How do you write an equation in slope intercept form given (−4,3) and m=−3?
Solution
In this question we have to find the equation of line in slope intercept form, where slope and a point is given, we know that slope intercept form is given by y=mx+b , where m is the slope of the line and b is the y-intercept of the line, now by substituting the given point in the slope intercept form we will get the y-intercept of the line, then by using y-intercept and the given slope we will get the required equation in slope intercept form.

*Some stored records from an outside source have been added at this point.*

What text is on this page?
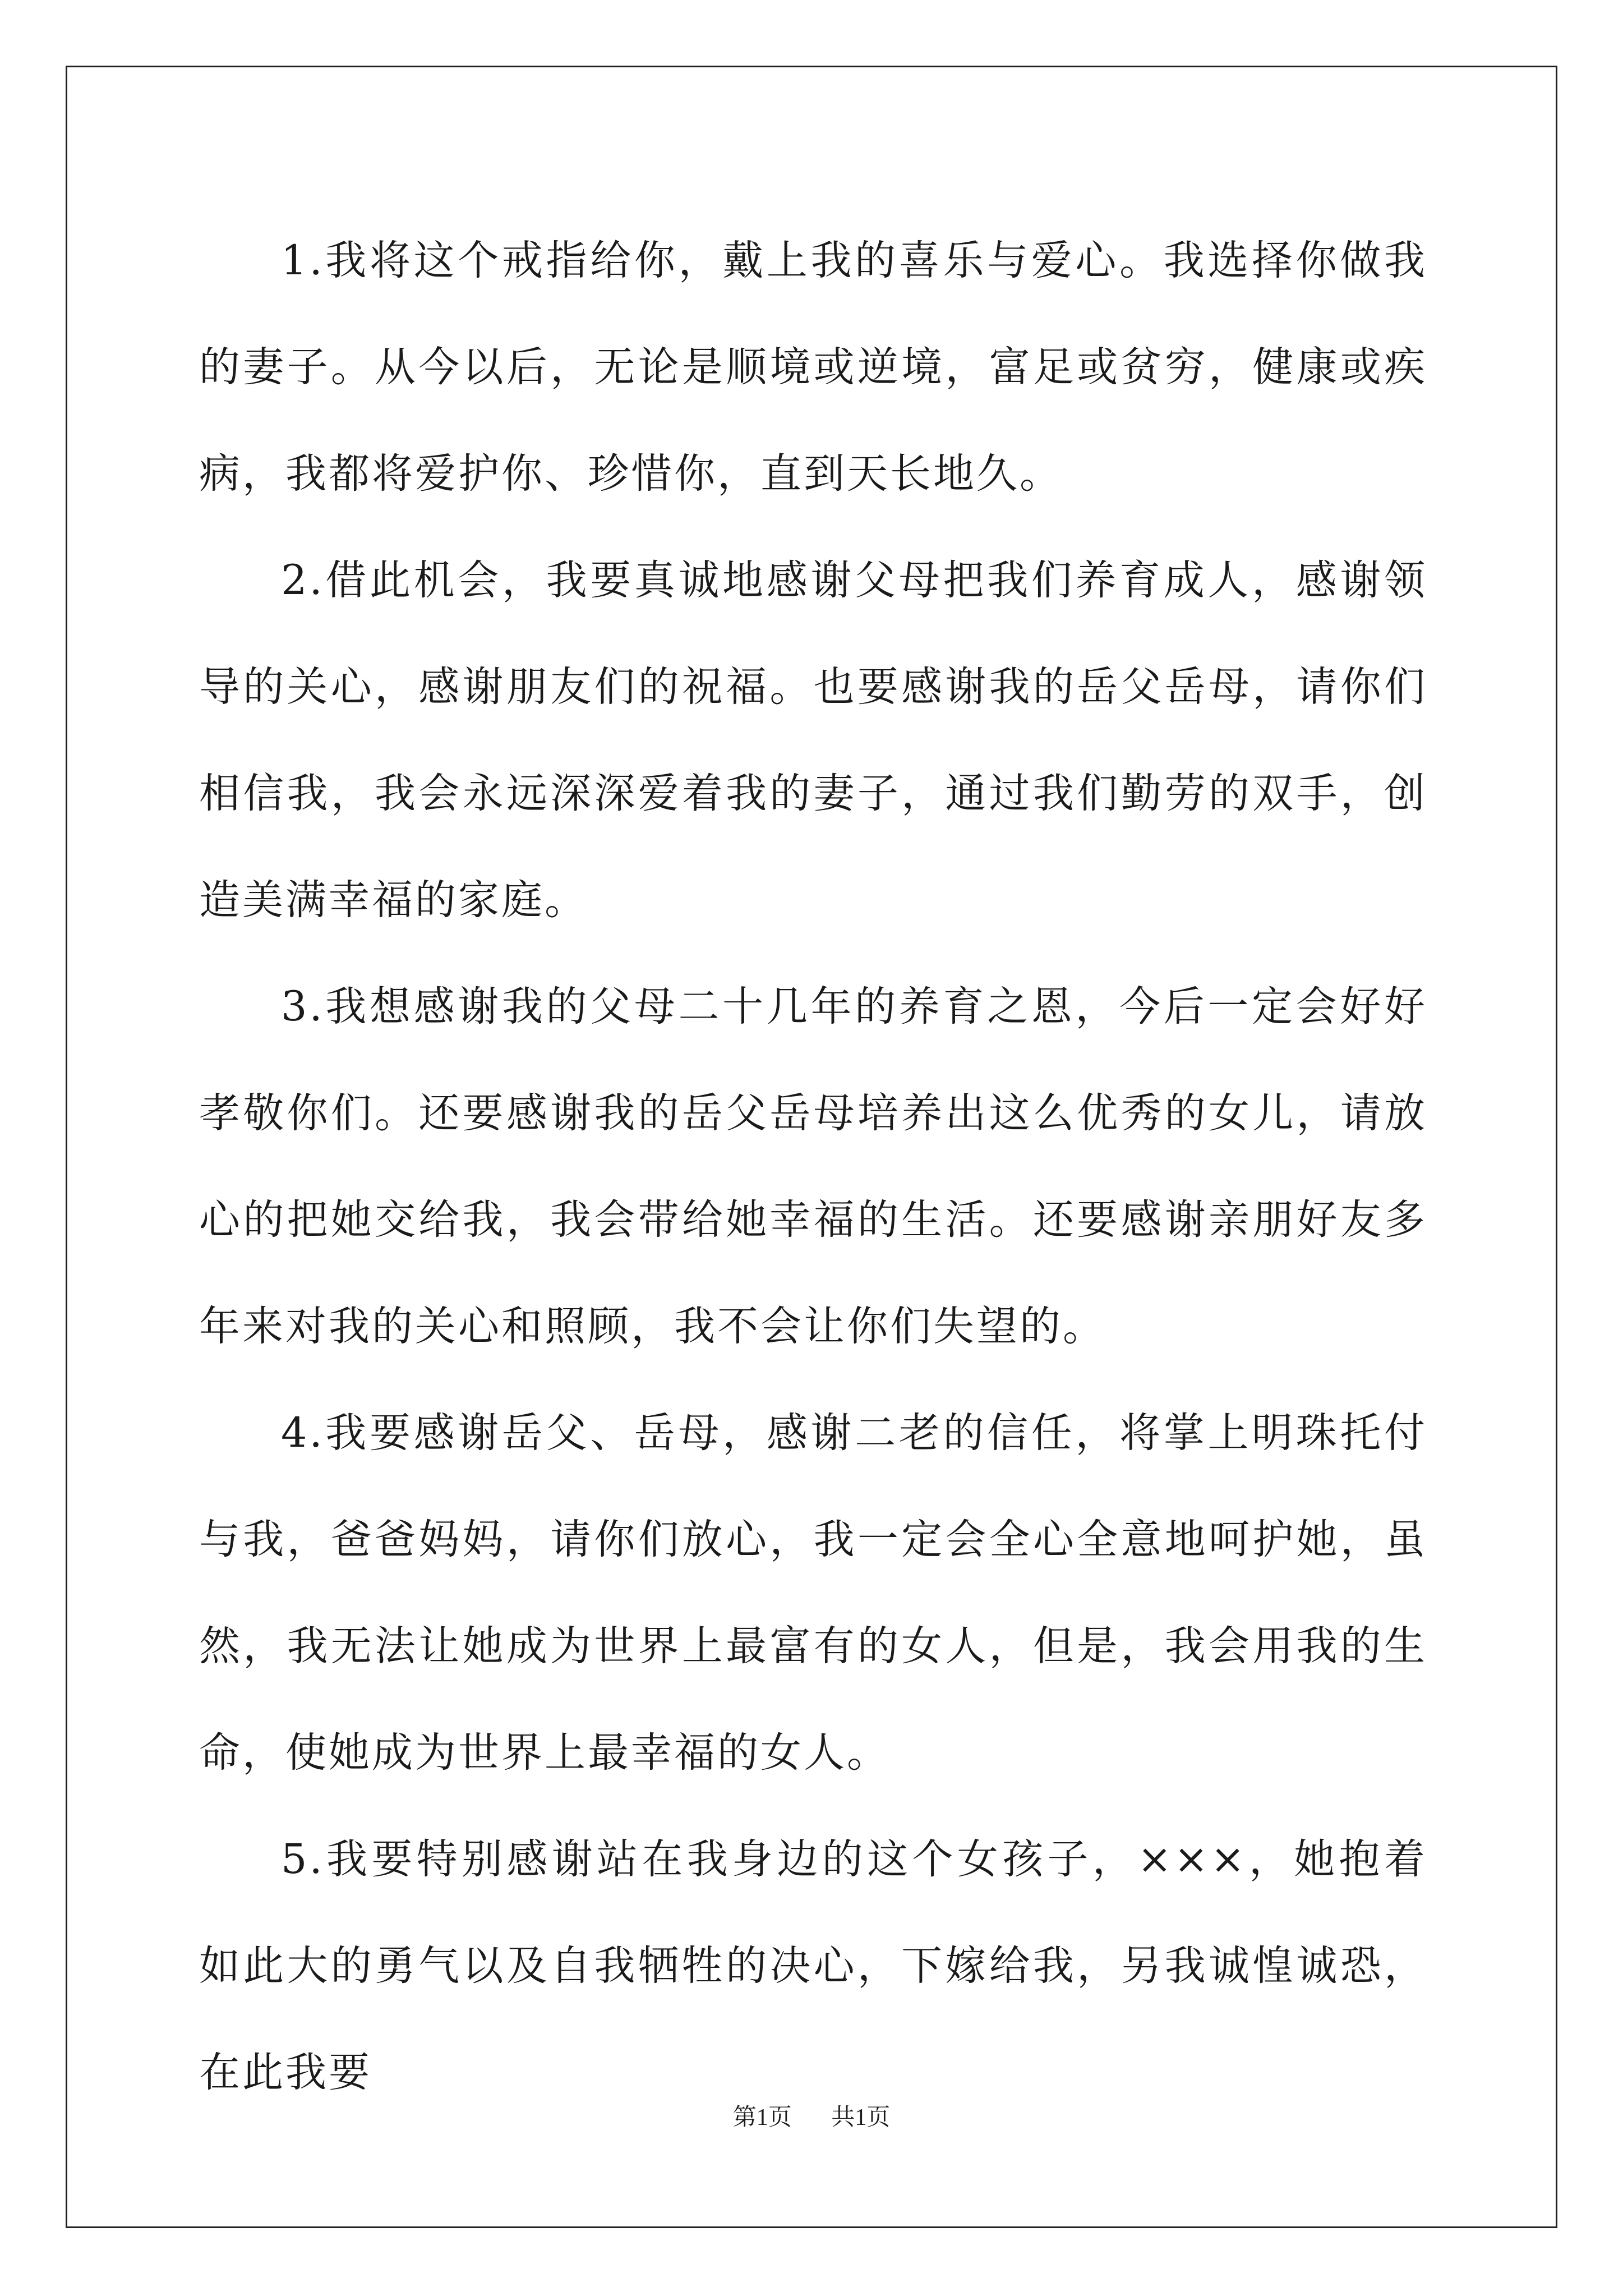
1.我将这个戒指给你，戴上我的喜乐与爱心。我选择你做我的妻子。从今以后，无论是顺境或逆境，富足或贫穷，健康或疾病，我都将爱护你、珍惜你，直到天长地久。

2.借此机会，我要真诚地感谢父母把我们养育成人，感谢领导的关心，感谢朋友们的祝福。也要感谢我的岳父岳母，请你们相信我，我会永远深深爱着我的妻子，通过我们勤劳的双手，创造美满幸福的家庭。

3.我想感谢我的父母二十几年的养育之恩，今后一定会好好孝敬你们。还要感谢我的岳父岳母培养出这么优秀的女儿，请放心的把她交给我，我会带给她幸福的生活。还要感谢亲朋好友多年来对我的关心和照顾，我不会让你们失望的。

4.我要感谢岳父、岳母，感谢二老的信任，将掌上明珠托付与我，爸爸妈妈，请你们放心，我一定会全心全意地呵护她，虽然，我无法让她成为世界上最富有的女人，但是，我会用我的生命，使她成为世界上最幸福的女人。

5.我要特别感谢站在我身边的这个女孩子，×××，她抱着如此大的勇气以及自我牺牲的决心，下嫁给我，另我诚惶诚恐，在此我要

第1页 共1页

Complete step by step solution:
Given point is (−4,3)and slope is m=−3,
We know that slope intercept form is given by y=mx+b , where m is the slope of the line and b is the y-intercept of the line,
As the given point passes through the equation, we can substitute the point in the slope intercept form, we get
So, here y=3, m=−3 and x=−4, by substituting the values in the slope intercept form we get,
⇒3=(−3)(−4)+b,
Now simplifying we get,
⇒3=12+b,
Now subtracting 12 on both sides we get,
⇒3−12=12+b−12,
Now simplifying we get,
⇒b=−9,
So, here we got y-intercept of the line b=−9 and slope of the line m=−3, now substituting the values in the slope intercept form i.e., y=mx+b we get,
⇒y=(−3)x−9,
Now simplifying we get
⇒y=−3x−9,
So, the slope intercept equation is y=−3x−9.
∴The required equation in slope intercept form will be equal to y=−3x−9.
Note: Remember that if the slope of a line is equal to zero then it is parallel to x-axis and if the slope tends to infinity then it is perpendicular to x-axis. Also, we can remember that if the x-coordinates of the two points through which the line passes are same it must be perpendicular to the x-axis and y-coordinates of the two points through which the line passes are same it must be parallel to the x-axis.